À Tshikapa, la persistance des bourbiers après chaque pluie relance les interrogations autour des travaux de réhabilitation des avenues confiés à l’entreprise JMC. Depuis plusieurs semaines, les chantiers sont à l’arrêt sans explication officielle, laissant les routes dans un état de dégradation avancée. Les ruissellements rendent la circulation quasi impossible, notamment dans plusieurs artères clés de la ville.
Face à cette situation, une partie de la population demande l’implication des forces sociales et politiques du Kasaï pour examiner ce dossier et envisager le retrait du marché attribué à JMC. Les habitants plaident pour que ces travaux soient confiés à Safrimex, entreprise jugée plus performante et dont l’avancement est visible sur l’avenue de l’Assemblée provinciale à Kamalenga ainsi qu’à Kele, sur l’axe menant vers Kabambayi.
Les critiques envers JMC rejoignent celles formulées à l’égard de Toha Investment. Sur l’axe Tshikapa–Kandjaji, les usagers dénoncent un état de délabrement extrême : la circulation est perturbée et les bourbiers seraient à l’origine de plusieurs accidents, selon les informations recueillies.
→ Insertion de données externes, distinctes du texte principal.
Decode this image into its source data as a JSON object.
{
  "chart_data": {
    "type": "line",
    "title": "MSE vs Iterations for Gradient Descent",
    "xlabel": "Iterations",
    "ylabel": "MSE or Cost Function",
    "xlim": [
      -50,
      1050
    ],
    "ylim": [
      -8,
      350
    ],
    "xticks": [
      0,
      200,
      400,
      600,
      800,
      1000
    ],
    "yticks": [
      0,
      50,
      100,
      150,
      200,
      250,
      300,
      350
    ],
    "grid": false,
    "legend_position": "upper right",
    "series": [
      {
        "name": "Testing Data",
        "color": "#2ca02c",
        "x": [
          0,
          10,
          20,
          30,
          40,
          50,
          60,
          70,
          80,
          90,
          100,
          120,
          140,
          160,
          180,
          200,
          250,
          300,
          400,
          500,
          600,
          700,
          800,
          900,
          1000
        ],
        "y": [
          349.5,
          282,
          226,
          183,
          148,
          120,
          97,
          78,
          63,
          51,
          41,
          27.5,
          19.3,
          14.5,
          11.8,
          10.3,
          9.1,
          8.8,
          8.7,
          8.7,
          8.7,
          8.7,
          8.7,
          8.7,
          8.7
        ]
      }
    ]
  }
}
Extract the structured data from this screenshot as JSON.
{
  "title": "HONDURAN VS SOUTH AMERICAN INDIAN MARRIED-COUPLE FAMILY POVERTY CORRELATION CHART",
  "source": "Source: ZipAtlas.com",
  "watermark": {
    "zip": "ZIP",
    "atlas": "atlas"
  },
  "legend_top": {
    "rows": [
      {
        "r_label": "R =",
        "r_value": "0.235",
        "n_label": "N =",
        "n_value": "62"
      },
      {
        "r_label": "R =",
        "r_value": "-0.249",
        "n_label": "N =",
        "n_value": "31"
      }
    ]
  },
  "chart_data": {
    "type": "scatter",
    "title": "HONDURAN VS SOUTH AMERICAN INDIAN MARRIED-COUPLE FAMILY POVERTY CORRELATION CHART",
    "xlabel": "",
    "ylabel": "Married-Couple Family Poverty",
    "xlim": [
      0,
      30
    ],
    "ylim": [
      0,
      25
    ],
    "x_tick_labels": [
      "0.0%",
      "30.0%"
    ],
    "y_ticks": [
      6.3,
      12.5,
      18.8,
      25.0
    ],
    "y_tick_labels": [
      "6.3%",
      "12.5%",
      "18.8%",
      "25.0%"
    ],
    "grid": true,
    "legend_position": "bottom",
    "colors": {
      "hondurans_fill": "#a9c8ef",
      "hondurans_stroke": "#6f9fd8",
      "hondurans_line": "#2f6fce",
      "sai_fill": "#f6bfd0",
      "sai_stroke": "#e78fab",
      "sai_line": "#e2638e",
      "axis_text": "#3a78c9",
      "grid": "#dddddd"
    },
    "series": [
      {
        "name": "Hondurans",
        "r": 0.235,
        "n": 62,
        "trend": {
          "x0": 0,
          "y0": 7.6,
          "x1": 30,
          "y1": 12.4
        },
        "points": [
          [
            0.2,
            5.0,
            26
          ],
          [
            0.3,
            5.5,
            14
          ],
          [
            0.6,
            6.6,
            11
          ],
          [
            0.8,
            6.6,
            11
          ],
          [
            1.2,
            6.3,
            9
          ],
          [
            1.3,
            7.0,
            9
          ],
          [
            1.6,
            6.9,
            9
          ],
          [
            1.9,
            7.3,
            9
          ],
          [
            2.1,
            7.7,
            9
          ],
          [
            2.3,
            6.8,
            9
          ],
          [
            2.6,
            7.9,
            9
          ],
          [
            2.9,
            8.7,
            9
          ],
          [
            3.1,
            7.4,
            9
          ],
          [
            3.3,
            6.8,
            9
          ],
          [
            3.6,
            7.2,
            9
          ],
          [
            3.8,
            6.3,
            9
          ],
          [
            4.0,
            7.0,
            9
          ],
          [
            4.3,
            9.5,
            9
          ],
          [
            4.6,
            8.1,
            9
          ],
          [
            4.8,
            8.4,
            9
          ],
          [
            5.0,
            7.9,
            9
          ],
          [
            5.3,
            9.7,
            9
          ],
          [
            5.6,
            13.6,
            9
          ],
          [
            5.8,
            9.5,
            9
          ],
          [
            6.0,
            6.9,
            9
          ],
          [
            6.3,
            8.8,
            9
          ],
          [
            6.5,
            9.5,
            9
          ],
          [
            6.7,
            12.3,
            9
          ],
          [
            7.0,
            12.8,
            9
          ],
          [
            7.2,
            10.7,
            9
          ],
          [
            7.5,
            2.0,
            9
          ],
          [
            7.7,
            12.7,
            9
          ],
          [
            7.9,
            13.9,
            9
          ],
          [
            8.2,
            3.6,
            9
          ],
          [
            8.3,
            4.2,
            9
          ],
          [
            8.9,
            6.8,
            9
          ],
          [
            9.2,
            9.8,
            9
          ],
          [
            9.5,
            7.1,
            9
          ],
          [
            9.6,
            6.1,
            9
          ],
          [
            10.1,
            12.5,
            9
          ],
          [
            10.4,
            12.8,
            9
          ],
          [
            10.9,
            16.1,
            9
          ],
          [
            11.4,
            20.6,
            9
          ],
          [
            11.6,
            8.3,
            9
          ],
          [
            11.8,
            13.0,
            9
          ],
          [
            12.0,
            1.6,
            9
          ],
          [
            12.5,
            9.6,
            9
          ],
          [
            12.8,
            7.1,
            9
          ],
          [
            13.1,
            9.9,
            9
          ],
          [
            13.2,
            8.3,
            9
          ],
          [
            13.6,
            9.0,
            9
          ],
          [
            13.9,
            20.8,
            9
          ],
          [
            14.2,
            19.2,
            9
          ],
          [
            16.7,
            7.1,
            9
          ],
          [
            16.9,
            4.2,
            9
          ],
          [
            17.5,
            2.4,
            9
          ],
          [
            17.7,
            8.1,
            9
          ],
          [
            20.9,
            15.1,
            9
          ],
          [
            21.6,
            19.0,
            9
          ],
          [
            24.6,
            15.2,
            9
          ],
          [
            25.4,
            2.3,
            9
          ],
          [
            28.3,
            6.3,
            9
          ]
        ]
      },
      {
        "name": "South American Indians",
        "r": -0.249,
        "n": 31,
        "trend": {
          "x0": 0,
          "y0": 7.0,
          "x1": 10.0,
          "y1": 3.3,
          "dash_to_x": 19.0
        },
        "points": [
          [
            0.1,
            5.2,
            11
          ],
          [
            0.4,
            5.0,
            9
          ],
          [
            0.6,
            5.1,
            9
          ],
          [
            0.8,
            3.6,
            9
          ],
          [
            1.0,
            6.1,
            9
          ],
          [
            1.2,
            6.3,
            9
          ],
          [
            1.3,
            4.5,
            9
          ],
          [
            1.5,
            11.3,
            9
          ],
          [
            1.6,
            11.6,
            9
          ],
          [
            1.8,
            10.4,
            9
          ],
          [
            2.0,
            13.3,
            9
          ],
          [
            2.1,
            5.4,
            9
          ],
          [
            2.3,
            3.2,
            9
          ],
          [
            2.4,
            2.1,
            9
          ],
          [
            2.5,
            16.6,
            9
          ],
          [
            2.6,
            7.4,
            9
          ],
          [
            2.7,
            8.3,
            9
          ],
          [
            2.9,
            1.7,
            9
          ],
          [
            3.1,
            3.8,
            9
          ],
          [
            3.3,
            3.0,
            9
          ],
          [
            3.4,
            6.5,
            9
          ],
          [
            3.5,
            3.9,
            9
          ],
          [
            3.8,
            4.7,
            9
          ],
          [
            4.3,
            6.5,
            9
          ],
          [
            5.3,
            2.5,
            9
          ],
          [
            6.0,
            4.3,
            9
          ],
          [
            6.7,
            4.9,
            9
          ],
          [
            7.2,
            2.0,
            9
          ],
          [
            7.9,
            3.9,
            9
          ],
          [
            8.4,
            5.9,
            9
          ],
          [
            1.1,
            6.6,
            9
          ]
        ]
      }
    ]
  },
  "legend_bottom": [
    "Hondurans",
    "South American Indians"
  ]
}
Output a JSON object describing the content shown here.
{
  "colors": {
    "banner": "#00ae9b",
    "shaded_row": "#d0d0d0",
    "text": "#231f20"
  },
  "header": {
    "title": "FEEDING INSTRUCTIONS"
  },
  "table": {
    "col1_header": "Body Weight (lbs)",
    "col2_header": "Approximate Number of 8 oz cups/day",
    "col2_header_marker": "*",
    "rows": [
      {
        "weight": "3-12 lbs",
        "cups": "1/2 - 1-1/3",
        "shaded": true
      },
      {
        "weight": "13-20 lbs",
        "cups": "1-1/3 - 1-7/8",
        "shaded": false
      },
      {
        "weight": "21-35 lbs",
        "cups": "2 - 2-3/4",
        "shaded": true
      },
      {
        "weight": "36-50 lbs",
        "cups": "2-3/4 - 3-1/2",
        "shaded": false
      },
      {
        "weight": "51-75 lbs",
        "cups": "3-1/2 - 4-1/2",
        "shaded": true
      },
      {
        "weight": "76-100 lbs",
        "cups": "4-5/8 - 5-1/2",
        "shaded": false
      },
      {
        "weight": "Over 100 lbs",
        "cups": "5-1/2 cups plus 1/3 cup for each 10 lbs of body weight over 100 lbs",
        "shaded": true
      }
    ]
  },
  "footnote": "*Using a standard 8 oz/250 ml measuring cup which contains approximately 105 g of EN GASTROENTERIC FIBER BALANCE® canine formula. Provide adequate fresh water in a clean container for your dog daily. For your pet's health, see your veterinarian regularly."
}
Là encore, les travaux se sont arrêtés malgré les assurances données par les responsables des deux entreprises.
Des antécédents alimentent davantage la méfiance. Toha Investment a déjà été pointée du doigt à Kananga, où elle n’a pas honoré le marché de construction de la route Kalambambuji. JMC, de son côté, est citée dans plusieurs dossiers controversés à Mbujimayi, où la qualité des ouvrages avait suscité de vives critiques.
Entre espoir et désillusion, les habitants attendent des autorités provinciales une clarification sur la gestion de ces travaux publics et sur l’avenir des chantiers censés améliorer la mobilité urbaine à Tshikapa.